Numerous studies have now shown PFAAs to impair thyroid hormone homeostasis in animal studies. Depression of serum T4 and T3 in PFOS-exposed rats has been reported by several authors (Lau et al. 2003; Luebker et al. 2005; Seacat et al. 2003), without the concomitant increase in TSH that would be expected through feedback stimulation. Earlier mechanistic studies of structurally related perfluorodecanoic acid showed that it could reduce serum thyroid hormone levels apparently by reducing the responsiveness of the HPT axis and by displacing circulating thyroid hormones from their plasma protein-binding sites (Gutshall et al. 1989). Although circulating hormone levels were depressed, the activities of thyroid hormone–sensitive liver enzymes were elevated, suggesting that functional hypothyroidism was not occurring. A similar mechanism for PFOS has been hypothesized (Chang et al. 2007). A recent study of the mechanisms involved in PFOS-induced hypothyroxinemia in rats has indicated that increased conjugation of T4 in the liver, catalyzed by the hepatic enzyme uridine diphosphoglucuronosyl transferase (UGT1A1), and increased thyroidal conversion of T4 to T3 by type 1 deiodinase may be partly responsible for the effects (Yu et al. 2009). Taken together, these findings suggest that the effects of PFAAs on thyroid hormone physiology are multiple and complex.

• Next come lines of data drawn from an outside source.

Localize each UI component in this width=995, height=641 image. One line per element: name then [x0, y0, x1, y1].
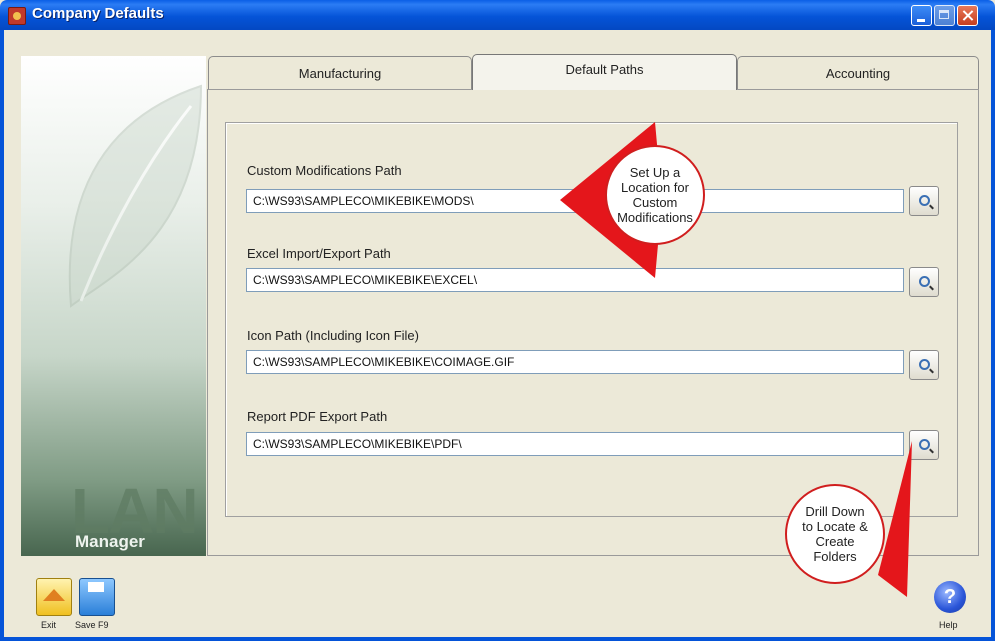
callout-drill-down: Drill Down to Locate & Create Folders	[785, 484, 885, 584]
callout-arrow-bottom	[878, 441, 912, 597]
company-defaults-window: Company Defaults LAN Manager Manufacturi…	[0, 0, 995, 641]
callout-setup-location: Set Up a Location for Custom Modificatio…	[605, 145, 705, 245]
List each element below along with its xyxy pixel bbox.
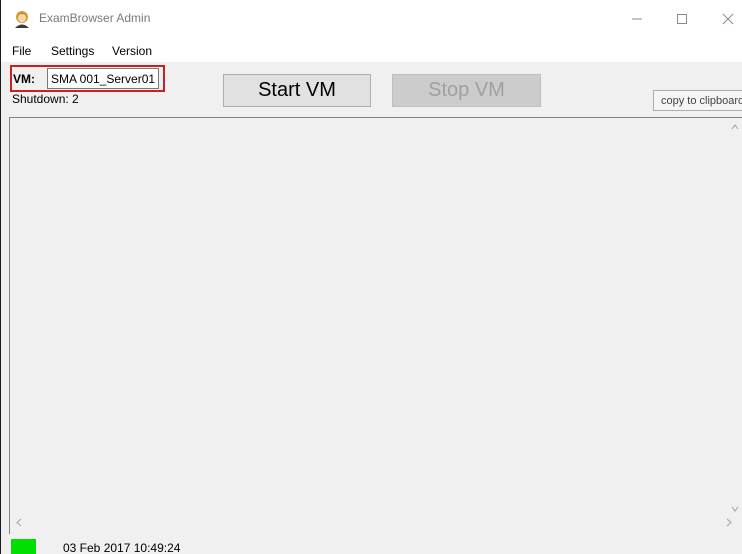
maximize-button[interactable] xyxy=(671,8,693,30)
chevron-down-icon[interactable] xyxy=(731,504,739,514)
start-vm-button[interactable]: Start VM xyxy=(223,74,371,107)
horizontal-scrollbar[interactable] xyxy=(10,516,742,533)
title-bar[interactable]: ExamBrowser Admin xyxy=(1,0,742,38)
close-icon xyxy=(722,13,734,25)
status-timestamp: 03 Feb 2017 10:49:24 xyxy=(63,541,181,554)
minimize-icon xyxy=(632,18,642,20)
chevron-up-icon[interactable] xyxy=(731,122,739,132)
vm-name-field[interactable] xyxy=(47,68,159,89)
vm-label: VM: xyxy=(13,72,35,86)
user-icon xyxy=(12,9,32,29)
shutdown-count: Shutdown: 2 xyxy=(12,92,79,106)
log-output-area[interactable] xyxy=(9,117,742,534)
toolbar: VM: Shutdown: 2 Start VM Stop VM copy to… xyxy=(1,62,742,117)
copy-to-clipboard-button[interactable]: copy to clipboard xyxy=(653,90,742,111)
menu-version[interactable]: Version xyxy=(112,44,152,58)
stop-vm-button[interactable]: Stop VM xyxy=(392,74,541,107)
close-button[interactable] xyxy=(717,8,739,30)
window-title: ExamBrowser Admin xyxy=(39,11,151,25)
status-bar: 03 Feb 2017 10:49:24 xyxy=(1,535,742,554)
menu-bar: File Settings Version xyxy=(1,38,742,62)
vertical-scrollbar[interactable] xyxy=(726,118,742,516)
menu-settings[interactable]: Settings xyxy=(51,44,94,58)
status-indicator xyxy=(11,539,36,554)
chevron-left-icon[interactable] xyxy=(16,518,22,530)
menu-file[interactable]: File xyxy=(12,44,31,58)
exambrowser-admin-window: ExamBrowser Admin File Settings Version … xyxy=(0,0,742,554)
maximize-icon xyxy=(677,14,687,24)
chevron-right-icon[interactable] xyxy=(726,518,732,530)
minimize-button[interactable] xyxy=(626,8,648,30)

Extrapolations from animal laboratory studies such as these to an estimation of the risks posed by PFOA and PFOS to thyroid function in humans are complicated by the extreme variations reported in their toxico-kinetic profile between species (Johnson et al. 1979; Olsen et al. 2007). The extremely long half-lives of PFOA and PFOS in humans contrast with the relatively rapid elimination seen in animal models (e.g., serum half-life of PFOS in rats is around 100 days) (Hundley et al. 2006), drawing attention to the potential risks to human health. Disruption to thyroid hormone balance was not found in previous studies of community exposure to PFOA (Emmett et al. 2006; Olsen et al. 2003b) or PFOS (Inoue 2004). Modest associations between PFOA and thyroid hormones (negative for free T4 and positive for T3) were reported in 506 PFOA production workers across three production facilities (Olsen and Zobel 2007); there were no associations between TSH or T4 and PFOA, and the free hormone levels were within the normal reference range.

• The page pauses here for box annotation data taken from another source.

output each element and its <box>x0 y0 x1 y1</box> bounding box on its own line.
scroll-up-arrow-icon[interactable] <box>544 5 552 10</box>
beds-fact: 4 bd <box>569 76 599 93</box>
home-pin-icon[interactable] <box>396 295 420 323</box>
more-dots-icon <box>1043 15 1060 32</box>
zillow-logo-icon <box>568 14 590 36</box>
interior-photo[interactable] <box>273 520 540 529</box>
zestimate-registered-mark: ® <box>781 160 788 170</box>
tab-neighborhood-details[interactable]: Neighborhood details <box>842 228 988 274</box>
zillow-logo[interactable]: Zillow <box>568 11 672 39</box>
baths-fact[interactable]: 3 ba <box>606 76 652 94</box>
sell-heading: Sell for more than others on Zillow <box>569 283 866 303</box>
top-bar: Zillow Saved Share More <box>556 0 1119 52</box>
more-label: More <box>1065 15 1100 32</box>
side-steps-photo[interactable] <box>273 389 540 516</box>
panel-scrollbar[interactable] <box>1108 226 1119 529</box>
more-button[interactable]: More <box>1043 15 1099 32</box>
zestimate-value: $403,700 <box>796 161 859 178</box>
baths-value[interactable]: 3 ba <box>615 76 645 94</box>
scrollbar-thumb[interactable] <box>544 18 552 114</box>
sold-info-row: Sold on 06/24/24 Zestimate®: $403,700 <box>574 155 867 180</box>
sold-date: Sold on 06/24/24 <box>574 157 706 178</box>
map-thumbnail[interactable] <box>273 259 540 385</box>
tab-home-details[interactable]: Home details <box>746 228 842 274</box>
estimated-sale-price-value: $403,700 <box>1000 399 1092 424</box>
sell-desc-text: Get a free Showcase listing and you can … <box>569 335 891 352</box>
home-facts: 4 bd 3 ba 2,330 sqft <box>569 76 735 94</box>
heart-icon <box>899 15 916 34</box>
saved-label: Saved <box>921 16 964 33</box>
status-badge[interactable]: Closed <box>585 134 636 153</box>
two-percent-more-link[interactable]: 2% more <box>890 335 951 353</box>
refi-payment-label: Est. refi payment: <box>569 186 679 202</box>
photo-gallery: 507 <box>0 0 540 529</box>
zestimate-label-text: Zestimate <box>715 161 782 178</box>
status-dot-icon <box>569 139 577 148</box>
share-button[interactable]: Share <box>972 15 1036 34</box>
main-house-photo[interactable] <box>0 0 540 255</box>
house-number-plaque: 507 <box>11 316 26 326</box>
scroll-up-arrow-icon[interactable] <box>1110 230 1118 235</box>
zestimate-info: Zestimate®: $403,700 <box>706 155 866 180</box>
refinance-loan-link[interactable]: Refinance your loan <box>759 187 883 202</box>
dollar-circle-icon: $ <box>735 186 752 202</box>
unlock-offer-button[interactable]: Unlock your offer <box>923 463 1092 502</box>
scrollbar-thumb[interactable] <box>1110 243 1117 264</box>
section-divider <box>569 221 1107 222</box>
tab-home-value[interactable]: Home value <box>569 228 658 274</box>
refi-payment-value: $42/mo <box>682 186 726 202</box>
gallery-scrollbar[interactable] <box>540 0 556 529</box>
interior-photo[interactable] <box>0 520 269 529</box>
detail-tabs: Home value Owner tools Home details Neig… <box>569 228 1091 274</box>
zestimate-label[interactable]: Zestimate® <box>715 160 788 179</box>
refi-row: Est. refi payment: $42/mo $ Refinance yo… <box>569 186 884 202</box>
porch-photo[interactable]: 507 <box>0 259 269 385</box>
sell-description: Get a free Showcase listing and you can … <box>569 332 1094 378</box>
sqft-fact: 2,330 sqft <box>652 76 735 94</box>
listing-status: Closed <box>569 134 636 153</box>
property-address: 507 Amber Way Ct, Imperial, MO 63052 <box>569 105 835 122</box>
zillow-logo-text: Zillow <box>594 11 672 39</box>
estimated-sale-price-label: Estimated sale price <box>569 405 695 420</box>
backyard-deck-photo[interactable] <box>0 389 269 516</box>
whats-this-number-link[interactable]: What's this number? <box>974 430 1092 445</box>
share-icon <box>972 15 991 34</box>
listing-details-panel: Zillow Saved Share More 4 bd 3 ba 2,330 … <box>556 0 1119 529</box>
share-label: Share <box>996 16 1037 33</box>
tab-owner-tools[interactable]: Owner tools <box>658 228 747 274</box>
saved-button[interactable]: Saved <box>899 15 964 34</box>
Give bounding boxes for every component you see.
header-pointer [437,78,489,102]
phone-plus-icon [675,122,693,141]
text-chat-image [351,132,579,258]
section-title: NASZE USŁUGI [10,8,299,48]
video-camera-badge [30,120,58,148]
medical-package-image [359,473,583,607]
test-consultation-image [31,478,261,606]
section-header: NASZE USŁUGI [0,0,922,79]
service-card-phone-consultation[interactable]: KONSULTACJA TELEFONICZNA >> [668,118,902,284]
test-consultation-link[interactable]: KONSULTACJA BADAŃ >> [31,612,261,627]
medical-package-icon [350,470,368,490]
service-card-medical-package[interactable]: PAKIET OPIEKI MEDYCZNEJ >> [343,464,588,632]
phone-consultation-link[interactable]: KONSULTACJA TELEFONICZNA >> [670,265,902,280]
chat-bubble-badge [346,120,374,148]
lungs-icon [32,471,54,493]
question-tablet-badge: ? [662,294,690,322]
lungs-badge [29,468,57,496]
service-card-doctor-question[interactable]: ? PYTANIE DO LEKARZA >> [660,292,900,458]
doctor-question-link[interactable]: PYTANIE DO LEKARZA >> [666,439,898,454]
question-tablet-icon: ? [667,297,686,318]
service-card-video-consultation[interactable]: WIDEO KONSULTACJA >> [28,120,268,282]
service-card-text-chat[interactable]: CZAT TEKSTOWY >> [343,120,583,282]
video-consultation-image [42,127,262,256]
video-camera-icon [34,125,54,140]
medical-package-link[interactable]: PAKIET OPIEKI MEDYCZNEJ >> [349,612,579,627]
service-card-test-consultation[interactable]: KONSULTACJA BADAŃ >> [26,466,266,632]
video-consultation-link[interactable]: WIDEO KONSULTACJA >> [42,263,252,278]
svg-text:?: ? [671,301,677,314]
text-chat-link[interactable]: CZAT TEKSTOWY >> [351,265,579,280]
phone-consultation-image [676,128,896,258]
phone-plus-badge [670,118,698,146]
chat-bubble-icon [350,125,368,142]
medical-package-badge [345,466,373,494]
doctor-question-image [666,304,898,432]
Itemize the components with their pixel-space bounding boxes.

Given the evidence from animal studies of thyroid hormone imbalance and the varied epidemiologic results from community and occupational exposures, we aimed to explore the hypothesis that higher serum PFOA and PFOS concentrations would be associated with thyroid disease in the general adult population. The environmental chemical biomonitoring program of the U.S. Centers for Disease Control and Prevention, using samples from the U.S. National Health and Nutrition Examination Survey (NHANES), provides large-scale data on serum PFAA concentrations in population-representative samples. In this study we used these data to estimate associations between PFOA/PFOS concentrations and thyroid disease in representative samples of the U.S. general population.